One recalls how every town had its gasworks, often on a site by the railway; it would be distinctive, a source of local affection and jokes in bad odour. Reading (the town, not the activity) was one such place, and the final approaches into King’s Cross and St Pancras were famous in this respect. Approaching Birmingham New Street from the north east were the two massive and seemingly leaning gasholders at Washwood Heath, shamefully dismantled just a few years ago. Etruria gasworks, in the Potteries, was huge; it’s now a retail park. That’s what we’ve become. Didcot had a distinctive solitary gasholder long before it acquired a power station. A friendly looking thing it was, slightly olde worlde. The variegated gasholders at Kennington Oval, next to the cricket ground, are still surely a part of our national heritage, or at least the televisual rendition of it. Many parts of the capital, like parts of many other towns and cities, were – shall we say – flavoured by their gasworks: Fulham, Battersea, Wandsworth, the Old Kent Road, Stepney, Bromley-by-Bow, Kensal Green, Beckton. Not much of those left now.

Things felt differently then. Pride, optimism. Little standardisation, lots of quirky local input, peculiar and vernacular, easy to understand, easy to find interesting, easy to find a sense of personal ownership for, or identification with. “That’s my gasworks”. “It’s mine”. “That’s my smell” (as it were). Remember that feeling?

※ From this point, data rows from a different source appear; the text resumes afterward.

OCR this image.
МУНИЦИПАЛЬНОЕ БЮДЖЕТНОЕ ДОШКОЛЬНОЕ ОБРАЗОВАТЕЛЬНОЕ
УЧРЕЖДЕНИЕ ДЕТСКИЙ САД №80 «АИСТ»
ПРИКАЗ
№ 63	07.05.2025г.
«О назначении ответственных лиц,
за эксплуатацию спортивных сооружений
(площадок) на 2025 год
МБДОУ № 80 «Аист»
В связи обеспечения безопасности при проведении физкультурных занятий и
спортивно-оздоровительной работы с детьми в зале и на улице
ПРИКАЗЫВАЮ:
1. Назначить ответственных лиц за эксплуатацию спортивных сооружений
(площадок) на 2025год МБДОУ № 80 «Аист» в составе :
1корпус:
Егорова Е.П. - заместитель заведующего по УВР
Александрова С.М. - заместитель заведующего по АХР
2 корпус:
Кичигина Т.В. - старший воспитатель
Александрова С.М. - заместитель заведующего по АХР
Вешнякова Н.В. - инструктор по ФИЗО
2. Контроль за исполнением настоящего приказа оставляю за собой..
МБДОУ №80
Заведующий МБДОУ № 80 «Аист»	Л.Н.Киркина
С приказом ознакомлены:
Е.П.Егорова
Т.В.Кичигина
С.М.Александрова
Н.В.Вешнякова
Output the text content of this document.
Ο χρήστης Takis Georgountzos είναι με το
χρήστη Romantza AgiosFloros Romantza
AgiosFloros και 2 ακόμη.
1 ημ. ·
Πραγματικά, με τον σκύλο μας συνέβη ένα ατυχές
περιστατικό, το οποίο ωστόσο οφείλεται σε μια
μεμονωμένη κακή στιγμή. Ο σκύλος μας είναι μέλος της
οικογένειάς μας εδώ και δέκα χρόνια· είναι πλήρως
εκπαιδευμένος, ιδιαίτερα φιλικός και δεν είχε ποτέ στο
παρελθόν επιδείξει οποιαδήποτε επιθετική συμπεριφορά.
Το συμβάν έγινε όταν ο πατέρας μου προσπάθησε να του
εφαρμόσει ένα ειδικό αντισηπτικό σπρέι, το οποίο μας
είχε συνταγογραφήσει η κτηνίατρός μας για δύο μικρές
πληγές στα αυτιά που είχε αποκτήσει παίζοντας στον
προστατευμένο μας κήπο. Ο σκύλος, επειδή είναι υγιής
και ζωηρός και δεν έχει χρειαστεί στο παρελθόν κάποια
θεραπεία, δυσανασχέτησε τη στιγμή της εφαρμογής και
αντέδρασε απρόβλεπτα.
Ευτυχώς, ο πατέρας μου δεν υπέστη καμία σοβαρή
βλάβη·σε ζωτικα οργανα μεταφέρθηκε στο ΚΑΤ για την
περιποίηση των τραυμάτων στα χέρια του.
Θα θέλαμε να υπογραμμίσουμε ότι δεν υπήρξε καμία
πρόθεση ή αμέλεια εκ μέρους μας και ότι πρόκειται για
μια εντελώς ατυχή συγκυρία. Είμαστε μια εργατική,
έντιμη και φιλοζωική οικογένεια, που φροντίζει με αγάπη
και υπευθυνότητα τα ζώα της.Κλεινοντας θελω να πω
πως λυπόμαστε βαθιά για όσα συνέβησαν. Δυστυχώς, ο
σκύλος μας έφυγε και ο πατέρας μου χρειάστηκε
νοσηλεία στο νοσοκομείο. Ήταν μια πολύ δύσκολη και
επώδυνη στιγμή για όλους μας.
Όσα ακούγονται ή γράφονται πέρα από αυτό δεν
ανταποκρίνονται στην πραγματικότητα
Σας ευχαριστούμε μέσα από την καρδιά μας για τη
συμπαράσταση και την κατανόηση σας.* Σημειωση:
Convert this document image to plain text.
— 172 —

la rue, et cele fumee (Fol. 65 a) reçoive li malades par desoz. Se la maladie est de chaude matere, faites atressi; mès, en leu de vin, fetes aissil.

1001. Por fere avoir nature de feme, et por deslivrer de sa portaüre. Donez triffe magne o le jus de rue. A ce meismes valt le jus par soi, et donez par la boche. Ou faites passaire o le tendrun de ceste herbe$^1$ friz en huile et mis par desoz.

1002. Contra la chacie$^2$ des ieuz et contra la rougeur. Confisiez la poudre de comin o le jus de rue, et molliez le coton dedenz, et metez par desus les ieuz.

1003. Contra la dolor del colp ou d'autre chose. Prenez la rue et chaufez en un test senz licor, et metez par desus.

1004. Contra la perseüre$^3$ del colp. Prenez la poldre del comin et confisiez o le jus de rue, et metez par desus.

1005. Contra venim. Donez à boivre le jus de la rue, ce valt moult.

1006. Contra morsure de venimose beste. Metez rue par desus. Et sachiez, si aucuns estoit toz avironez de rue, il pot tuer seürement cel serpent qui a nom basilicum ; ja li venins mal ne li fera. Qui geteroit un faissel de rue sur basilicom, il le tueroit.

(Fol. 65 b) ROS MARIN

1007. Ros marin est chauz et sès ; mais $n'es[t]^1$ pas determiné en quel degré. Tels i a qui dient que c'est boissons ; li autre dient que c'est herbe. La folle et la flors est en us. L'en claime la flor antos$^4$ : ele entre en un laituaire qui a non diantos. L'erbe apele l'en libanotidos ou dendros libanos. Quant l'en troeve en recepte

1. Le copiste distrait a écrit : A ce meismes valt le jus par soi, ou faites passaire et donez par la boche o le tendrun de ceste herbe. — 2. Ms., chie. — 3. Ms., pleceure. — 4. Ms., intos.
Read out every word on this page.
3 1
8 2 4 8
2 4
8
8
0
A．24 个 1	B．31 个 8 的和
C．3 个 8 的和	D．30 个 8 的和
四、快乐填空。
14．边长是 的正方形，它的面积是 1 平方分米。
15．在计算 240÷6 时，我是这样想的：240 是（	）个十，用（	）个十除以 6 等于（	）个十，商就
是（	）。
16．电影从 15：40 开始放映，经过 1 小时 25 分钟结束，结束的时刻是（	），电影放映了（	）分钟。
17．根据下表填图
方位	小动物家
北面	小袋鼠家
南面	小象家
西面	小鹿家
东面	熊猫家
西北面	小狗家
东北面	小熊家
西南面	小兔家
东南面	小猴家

Enter the national grid, not as part of an unhappy argument against the drawbacks of modernity, but as the provider of further examples. Recall the masses of cooling towers (usually in groups of even numbers), along the Trent valley and up into Yorkshire (Willington, Drakelow, Ratcliffe-on-Soar, High Marnham, Ferrybridge, Drax, Eggborough and several others), and occasionally elsewhere, like Fidler’s Ferry on the Mersey. Most of these still survive, for the time being, though coal-fired power stations are now doomed for environmental reasons. Maybe, though, their cooling towers could be left as inspirational monuments, relics from a more optimistic, futuristic, modernistic age. Perhaps, someone could even produce an at least halfway decent illustrated book celebrating them and explaining how they came to look that way. There is more to be done.